Lisa dan Bjorn sepenuhnya fokus pada minum dan menumpuk, menumpuk dan minum. Sang pangeran minum dengan baik dan pembantunya menumpuk lebih baik. Para penonton dan pelayan Istana Schuber menyaksikan dengan kaget. Mereka melakukannya jauh lebih baik daripada yang diperkirakan siapa pun.
“Ya Tuhan…” Erna terkesiap, menatap suaminya dengan pandangan ngeri.
Anda mungkin berpikir itu hal yang sederhana, minum lalu menumpuk gelas satu di atas yang lain, tetapi ada yang lebih dari itu. Tidak ada dua gelas yang sama, ada yang tinggi dan tipis, ada yang pendek dan lebar, jadi penting bagi suami untuk mengambil gelas yang tepat dan istri untuk menumpuknya dengan hati-hati, jika tidak, menara akan menjadi tidak stabil dan rentan runtuh. Ada beberapa pasangan yang tidak bekerja sama dan menara mereka roboh lebih awal.

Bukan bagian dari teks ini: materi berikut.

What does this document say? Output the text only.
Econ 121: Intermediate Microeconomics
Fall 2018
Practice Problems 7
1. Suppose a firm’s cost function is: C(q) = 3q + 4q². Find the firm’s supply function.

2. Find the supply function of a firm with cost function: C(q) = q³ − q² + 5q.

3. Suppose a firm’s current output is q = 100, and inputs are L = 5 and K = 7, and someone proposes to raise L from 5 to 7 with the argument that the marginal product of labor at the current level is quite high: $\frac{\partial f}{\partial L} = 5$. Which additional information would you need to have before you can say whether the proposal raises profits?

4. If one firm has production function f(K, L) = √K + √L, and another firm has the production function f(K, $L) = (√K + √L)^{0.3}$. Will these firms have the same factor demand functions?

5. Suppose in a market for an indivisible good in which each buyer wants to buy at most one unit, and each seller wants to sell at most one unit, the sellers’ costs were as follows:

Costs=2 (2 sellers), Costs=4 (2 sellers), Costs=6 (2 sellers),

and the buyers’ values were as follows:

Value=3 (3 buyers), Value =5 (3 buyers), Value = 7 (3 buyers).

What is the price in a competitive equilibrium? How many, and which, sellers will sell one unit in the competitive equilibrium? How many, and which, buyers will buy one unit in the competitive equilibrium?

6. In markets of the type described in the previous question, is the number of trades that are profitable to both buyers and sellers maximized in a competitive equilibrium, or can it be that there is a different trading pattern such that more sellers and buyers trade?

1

Bjorn merasa lebih bijaksana untuk memulai dengan gelas yang paling kuat dan tebal. Gelas-gelas itu mungkin mengandung alkohol paling kuat, tetapi gelas-gelas itu memberikan dasar yang kokoh.
Kerumunan bersorak kegirangan saat kompetisi semakin matang. Erna bertanya-tanya apakah bayi itu tahu apa yang sedang terjadi. Tentu, ia tidak akan bisa melihat tontonan itu, tetapi bisakah ia merasakan kegembiraan Erna? Ia tidak tahu dan bahkan tidak bisa mulai menebak.
Gelas-gelas itu menumpuk, sampai-sampai Lisa merasa kesulitan untuk mencapai puncak menara, jadi dia memanjat meja. Bjorn terus minum dan menyerahkan gelas-gelas, Lisa terus menaikkan tinggi menara. Beruntung pekerjaan utama Lisa, saat dia bekerja dengan keluarga Hardy, adalah bekerja di dapur.
Permainan semakin memanas, dua peserta lainnya mengejar Bjorn dan mengikuti jejak Lisa dengan memanjat meja. Penonton menjadi heboh melihat ini, masing-masing dari mereka meneriakkan nama pasangan yang ingin mereka menangkan, yang paling populer tentu saja Bjorn.
Lalu, terjadilah. Terdengar suara mengerikan dari gelas-gelas yang berjatuhan dan gelas-gelas yang pecah. Salah satu pasangan teratas secara tidak sengaja menjatuhkan menara mereka dan semuanya runtuh. Penonton kehilangan kewarasan mereka karena sekarang tinggal Bjorn dan satu orang lainnya.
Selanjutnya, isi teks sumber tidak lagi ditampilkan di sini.